Il y a plus – bien plus encore. Cecil me donne un bref aperçu de l’histoire cathare, impliquant l’évangile supprimé de Marie-Madeleine qui a donné naissance aux mouvements gnostiques puis cathares ; la croisade des Cathares contre la corruption dans l’Église ; et la croisade de l’Église contre les Cathares, culminant avec 10 000 croisés assiégeant 100 Cathares à Montségur pendant une décennie. Il me montre une photo de son fils debout à côté de ce qu’il prétend être une boule de trébuchet datant de ce siège, il y a 800 ans. «Je veux dire, tout cela est tout simplement génial. Des trucs absolument géniaux », s’enthousiasme-t-il.

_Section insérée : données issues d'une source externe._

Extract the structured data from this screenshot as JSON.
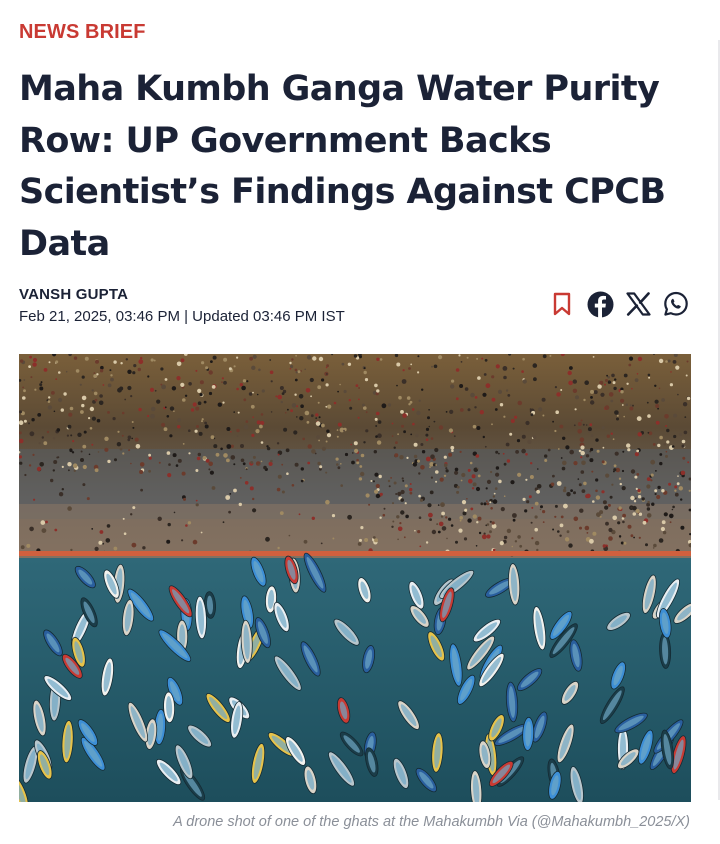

Revenons à Otto Rahn. «Et donc, fondamentalement, qu’est-ce que [Parzival’s Stone] Ce que nous faisons, c’est suivre cette idée de, vous savez, la chasse au trésor nazie », dit Cecil. « Vous savez, qu’est-ce qui rendait la pierre spéciale : les Cathares croyaient pouvoir regarder vers le passé et l’avenir s’ils étaient les gardiens du Graal. Donc pour moi, c’est parfait, car il y a le gameplay, vous savez, d’une histoire authentique. L’une des choses que nous sommes déterminés à faire n’est pas simplement d’écrire une aventure pointer-cliquer ; nous voulons toujours les éléments pointer-cliquer, mais aussi la possibilité de jouer avec le temps, qui s’intègrent parfaitement dans cette histoire.

Ce dernier élément – ​​une vague allusion à une sorte de mécanisme de manipulation du temps, ou peut-être à un récit de saut de temps – est à peu près le seul nouveau détail que j’ai reçu sur le sixième jeu Broken Sword au cours de notre conversation. J’ai discuté avec Cecil pendant plus d’une heure et il s’agissait principalement de rumeurs, de spéculations, d’anecdotes et de blagues – qui, quand on y pense, ne pourraient pas être plus parfaitement adaptées au retour de Broken Sword.